Sydney School of Public Health, The University of Sydney, Sydney; Centre for Kidney Research, The Children's Hospital at Westmead, Westmead, NSW, Australia.
Sydney School of Public Health, The University of Sydney, Sydney; Centre for Kidney Research, The Children's Hospital at Westmead, Westmead, NSW, Australia.
Am J Kidney Dis. 2020 Nov;76(5):679-689. doi: 10.1053/j.ajkd.2020.03.022. Epub 2020 May 31.
RATIONALE & OBJECTIVE: Patients with chronic kidney disease (CKD) are at an increased risk for premature death, cardiovascular disease, and burdensome symptoms that impair quality of life. We aimed to identify patient and caregiver priorities for outcomes in CKD.
Focus groups with nominal group technique.
SETTING & PARTICIPANTS: Adult patients with CKD (all stages) and caregivers in the United States, Australia, and United Kingdom.
Participants identified, ranked, and discussed outcomes that were important during the stages of CKD before kidney replacement therapy. For each outcome, we calculated a mean importance score (scale, 0-1). Qualitative data were analyzed using thematic analysis.

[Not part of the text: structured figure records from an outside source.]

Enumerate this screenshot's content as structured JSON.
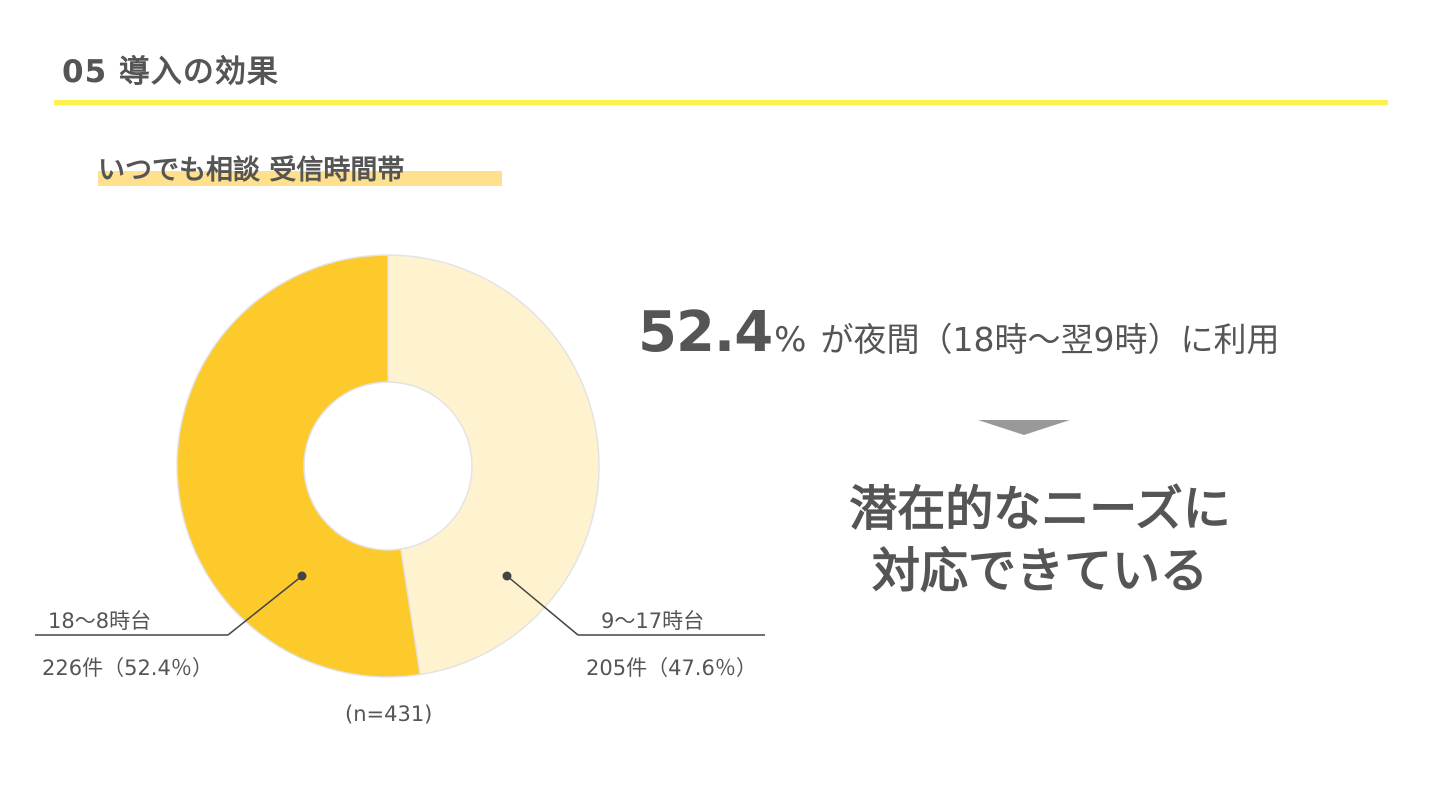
{
  "header": {
    "title": "05  導入の効果",
    "subtitle": "いつでも相談 受信時間帯"
  },
  "colors": {
    "accent_rule": "#fef14c",
    "subtitle_highlight": "#ffe18d",
    "night_slice": "#fcca2b",
    "day_slice": "#fff2cf",
    "text": "#555555",
    "arrow": "#999999"
  },
  "chart_data": {
    "type": "pie",
    "donut": true,
    "slices": [
      {
        "name": "9〜17時台",
        "value": 205,
        "label": "205件（47.6％）"
      },
      {
        "name": "18〜8時台",
        "value": 226,
        "label": "226件（52.4％）"
      }
    ],
    "n_label": "(n=431)"
  },
  "headline": {
    "number": "52.4",
    "percent_sign": "%",
    "text": "が夜間（18時〜翌9時）に利用"
  },
  "conclusion": {
    "line1": "潜在的なニーズに",
    "line2": "対応できている"
  },
  "icons": {
    "arrow": "down-triangle-icon"
  }
}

67 (54 patients, 13 caregivers) participated in 10 groups and identified 36 outcomes. The 5 top-ranked outcomes for patients were kidney function (importance score, 0.42), end-stage kidney disease (0.29), fatigue (0.26), mortality (0.25), and life participation (0.20); and for caregivers, the top 5 outcomes were life participation (importance score, 0.38), kidney function (0.37), mortality (0.23), fatigue (0.21), and anxiety (0.20). Blood pressure, cognition, and depression were consistently ranked in the top 10 outcomes across role (patient/caregiver), country, and treatment stage. Five themes were identified: re-evaluating and reframing life, intensified kidney consciousness, battling unrelenting and debilitating burdens, dreading upheaval and constraints, and taboo and unspoken concerns.

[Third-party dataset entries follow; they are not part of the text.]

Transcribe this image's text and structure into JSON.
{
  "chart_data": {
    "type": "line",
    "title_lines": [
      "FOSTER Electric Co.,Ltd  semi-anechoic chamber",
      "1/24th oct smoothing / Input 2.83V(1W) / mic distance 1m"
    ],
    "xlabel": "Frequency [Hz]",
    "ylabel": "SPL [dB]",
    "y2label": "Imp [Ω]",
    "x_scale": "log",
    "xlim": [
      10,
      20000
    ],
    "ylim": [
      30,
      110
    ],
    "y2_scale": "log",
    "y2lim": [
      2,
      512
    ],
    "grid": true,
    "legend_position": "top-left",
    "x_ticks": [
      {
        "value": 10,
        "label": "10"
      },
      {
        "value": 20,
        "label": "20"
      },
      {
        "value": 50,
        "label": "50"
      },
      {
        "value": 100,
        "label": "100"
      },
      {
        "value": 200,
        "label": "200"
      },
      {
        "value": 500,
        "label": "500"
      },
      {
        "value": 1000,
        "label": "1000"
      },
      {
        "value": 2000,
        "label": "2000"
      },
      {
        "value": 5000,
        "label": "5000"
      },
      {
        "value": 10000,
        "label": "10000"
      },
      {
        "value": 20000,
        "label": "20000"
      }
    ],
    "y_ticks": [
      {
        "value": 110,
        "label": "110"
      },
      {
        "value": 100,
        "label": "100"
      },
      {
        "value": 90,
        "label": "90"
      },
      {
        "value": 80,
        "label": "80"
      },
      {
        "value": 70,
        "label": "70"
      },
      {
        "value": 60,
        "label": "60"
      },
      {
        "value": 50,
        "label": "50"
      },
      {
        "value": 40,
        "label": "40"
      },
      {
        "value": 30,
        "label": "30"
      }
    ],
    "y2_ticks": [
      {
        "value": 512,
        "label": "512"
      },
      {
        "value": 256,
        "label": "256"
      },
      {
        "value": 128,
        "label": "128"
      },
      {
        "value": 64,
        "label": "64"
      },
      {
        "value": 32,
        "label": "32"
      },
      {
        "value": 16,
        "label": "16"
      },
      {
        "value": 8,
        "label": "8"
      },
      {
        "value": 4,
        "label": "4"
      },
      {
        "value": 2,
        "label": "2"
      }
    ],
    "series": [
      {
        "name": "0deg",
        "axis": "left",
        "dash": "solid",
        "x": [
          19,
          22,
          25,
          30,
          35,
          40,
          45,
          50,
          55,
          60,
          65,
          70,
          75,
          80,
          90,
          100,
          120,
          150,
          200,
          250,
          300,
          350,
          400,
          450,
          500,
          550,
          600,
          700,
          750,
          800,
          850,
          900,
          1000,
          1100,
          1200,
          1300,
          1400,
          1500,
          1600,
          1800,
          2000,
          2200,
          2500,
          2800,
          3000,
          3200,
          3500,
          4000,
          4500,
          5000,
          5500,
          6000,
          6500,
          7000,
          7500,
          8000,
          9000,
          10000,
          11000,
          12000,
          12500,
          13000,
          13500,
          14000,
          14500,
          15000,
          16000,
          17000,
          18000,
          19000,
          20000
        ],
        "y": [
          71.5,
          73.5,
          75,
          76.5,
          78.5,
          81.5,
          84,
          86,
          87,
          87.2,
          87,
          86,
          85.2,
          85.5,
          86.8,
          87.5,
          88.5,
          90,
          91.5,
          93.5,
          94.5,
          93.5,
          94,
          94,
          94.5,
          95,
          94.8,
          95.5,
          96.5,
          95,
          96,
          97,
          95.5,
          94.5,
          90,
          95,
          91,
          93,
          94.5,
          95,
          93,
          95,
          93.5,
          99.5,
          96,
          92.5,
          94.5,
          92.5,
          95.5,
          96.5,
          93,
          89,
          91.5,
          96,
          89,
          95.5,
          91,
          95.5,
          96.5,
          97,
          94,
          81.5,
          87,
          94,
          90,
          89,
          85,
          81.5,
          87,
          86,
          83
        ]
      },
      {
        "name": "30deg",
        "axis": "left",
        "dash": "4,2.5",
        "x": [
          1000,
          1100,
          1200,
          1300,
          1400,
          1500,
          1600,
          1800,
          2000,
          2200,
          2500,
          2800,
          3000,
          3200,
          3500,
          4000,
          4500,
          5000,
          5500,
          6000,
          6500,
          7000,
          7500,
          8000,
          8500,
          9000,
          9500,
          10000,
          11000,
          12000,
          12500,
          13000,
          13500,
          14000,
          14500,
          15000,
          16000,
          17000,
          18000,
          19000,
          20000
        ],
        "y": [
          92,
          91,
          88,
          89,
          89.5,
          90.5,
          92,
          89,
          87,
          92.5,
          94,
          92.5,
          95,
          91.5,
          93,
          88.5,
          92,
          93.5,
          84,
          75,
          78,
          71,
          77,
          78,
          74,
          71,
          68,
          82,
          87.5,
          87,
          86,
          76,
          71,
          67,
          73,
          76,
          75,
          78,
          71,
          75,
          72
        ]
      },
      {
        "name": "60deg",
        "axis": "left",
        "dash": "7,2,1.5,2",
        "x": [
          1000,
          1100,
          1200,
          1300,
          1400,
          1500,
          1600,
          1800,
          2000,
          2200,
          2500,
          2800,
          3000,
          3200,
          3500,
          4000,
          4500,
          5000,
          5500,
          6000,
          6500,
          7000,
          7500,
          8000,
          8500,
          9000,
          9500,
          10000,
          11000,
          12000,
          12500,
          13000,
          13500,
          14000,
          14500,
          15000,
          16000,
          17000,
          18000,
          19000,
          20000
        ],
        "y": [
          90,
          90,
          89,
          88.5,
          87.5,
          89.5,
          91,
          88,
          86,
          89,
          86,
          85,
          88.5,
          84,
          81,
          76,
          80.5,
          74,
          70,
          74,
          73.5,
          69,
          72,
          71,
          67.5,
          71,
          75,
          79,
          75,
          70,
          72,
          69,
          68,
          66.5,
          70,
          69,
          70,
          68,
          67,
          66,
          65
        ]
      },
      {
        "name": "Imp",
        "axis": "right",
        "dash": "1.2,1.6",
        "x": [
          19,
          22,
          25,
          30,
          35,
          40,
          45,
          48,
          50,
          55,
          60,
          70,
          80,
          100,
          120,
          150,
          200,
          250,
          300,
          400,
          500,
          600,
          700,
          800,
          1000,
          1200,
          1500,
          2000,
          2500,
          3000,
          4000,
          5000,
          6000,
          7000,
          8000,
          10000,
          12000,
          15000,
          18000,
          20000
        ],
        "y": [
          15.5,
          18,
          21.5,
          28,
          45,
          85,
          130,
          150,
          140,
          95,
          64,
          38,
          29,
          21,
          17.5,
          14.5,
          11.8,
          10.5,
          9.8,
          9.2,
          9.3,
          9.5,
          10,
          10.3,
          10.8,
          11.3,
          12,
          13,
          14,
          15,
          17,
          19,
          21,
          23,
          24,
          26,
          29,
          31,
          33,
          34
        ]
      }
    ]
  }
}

Only English-speaking participants were included.
Patients and caregivers gave highest priority to kidney function, mortality, fatigue, life participation, anxiety, and depression. Consistent reporting of these outcomes in research may inform shared decision making based on patient and caregiver priorities in CKD.
慢性肾脏病(CKD)患者过早死亡、心血管疾病以及影响生活质量的各种不适症状的风险较高。本研究旨在确定 CKD 患者及其照护者对结局的重视程度。
包含名义团体技术的焦点小组。
美国、澳大利亚和英国的成年 CKD(所有阶段)患者及其照护者。
参与者确定、排序并讨论了在接受肾脏替代治疗之前 CKD 各阶段重要的结局。对于每个结局,我们计算了平均重要性评分(0-1 分)。使用主题分析法对定性数据进行分析。
共有 67 名(54 名患者,13 名照护者)参与者参加了 10 个小组,并确定了 36 个结局。患者排名前 5 的结局为肾功能(重要性评分 0.42)、终末期肾病(0.29)、乏力(0.26)、死亡(0.25)和生活参与度(0.20);照护者排名前 5 的结局为生活参与度(重要性评分 0.38)、肾功能(0.37)、死亡(0.23)、乏力(0.21)和焦虑(0.20)。在不同角色(患者/照护者)、国家和治疗阶段,血压、认知和抑郁始终排在前 10 位。确定了 5 个主题:重新评估和调整生活,增强对肾脏的关注,与持续存在且使人虚弱的负担作斗争,担心剧变和限制,以及禁忌和未言明的担忧。
仅纳入了讲英语的参与者。
患者和照护者最重视肾功能、死亡率、乏力、生活参与度、焦虑和抑郁。在 CKD 研究中一致报告这些结局,可能会根据患者和照护者的需求来告知基于共同决策的决策。